El texto es difícil de entender y de representar. Tan escondido está el problema, que lo cierto es que no llega a transmitirse. Y aun así, de alguna manera quedamos fascinados por la inspiradora puesta en escena, que nace de la alianza de los Sixto Paz – que ya trataron el tema de la pareja con una forma mucho más realista en Pulmons -con el trío Psirc. El grupo, dirigido por Pau Roca, consigue fusionar circo y teatro para representar lo aparentemente irrepresentable con una maravillosa integración entre ambas disciplinas. Esto no es un espectáculo con números independientes, sino que la interactuación entre los actores (Ariadna Cabrol y el mismo Roca) y los acróbatas (Wanja Kahlert, Adrià Montaña y Anna Pasqual) es constante y siempre puesta al servicio del texto. Entre otros, el circo ayuda al protagonista a encarnar los saltos que da durante una batalla e ilustra los árboles que rodean a los personajes.

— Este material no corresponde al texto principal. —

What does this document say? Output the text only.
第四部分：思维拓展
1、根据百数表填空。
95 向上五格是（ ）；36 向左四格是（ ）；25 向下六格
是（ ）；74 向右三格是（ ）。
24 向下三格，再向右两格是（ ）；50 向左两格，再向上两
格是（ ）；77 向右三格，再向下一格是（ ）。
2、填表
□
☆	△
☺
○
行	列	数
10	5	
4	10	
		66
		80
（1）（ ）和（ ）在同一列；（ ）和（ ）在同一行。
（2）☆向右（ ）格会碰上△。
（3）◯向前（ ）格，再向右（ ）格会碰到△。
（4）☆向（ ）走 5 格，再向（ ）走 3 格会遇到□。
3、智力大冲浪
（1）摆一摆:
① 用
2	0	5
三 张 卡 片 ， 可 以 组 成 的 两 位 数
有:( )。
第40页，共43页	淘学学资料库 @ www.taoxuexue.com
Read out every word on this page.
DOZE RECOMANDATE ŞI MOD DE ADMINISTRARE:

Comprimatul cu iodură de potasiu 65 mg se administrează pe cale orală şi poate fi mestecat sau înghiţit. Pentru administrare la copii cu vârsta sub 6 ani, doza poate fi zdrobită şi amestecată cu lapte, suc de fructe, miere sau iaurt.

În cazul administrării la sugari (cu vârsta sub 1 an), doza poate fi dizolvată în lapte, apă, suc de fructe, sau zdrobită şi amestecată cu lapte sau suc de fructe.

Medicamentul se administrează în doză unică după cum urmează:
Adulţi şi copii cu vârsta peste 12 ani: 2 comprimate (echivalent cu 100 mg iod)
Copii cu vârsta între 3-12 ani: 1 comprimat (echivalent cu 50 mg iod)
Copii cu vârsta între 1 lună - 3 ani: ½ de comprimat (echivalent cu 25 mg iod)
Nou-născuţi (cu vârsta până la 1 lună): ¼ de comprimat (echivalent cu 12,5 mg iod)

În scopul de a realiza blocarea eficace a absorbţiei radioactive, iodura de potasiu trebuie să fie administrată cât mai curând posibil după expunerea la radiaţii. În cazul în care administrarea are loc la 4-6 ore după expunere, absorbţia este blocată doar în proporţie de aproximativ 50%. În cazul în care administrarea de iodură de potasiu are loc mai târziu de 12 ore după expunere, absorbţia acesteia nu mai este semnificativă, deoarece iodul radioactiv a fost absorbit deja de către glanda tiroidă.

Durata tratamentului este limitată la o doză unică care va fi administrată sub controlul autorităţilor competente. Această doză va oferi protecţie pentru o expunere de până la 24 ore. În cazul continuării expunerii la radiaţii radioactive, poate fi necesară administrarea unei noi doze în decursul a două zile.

El conjunto, acompañado de música e  iluminación inspiradoras, nos lleva a un terreno desconocido que busca incomodarnos en algunos momentos e hipnotizarnos en otros. Si primero Roca ofrece un largo monólogo sobre cómo sería introducir una granada en el coño del personaje femenino, minutos después los Psirc crean entre abrazos una hermosa y virtuosa torre humana mientras el público, que empieza la obra de pie, es conducido a dar vueltas alrededor, formando así parte de la escena.

En definitiva, la propuesta vale la pena por su forma más que por su contenido. Lo que podría hacerse tedioso por la falta de claridad, termina siendo atrayente por la belleza de lo que se contempla. Al final, ni entendemos ni nos importa entender. Lo único que hay que hacer es dejarse llevar, abandonar la racionalidad y dejar que por esta vez sean los sentidos los que gocen.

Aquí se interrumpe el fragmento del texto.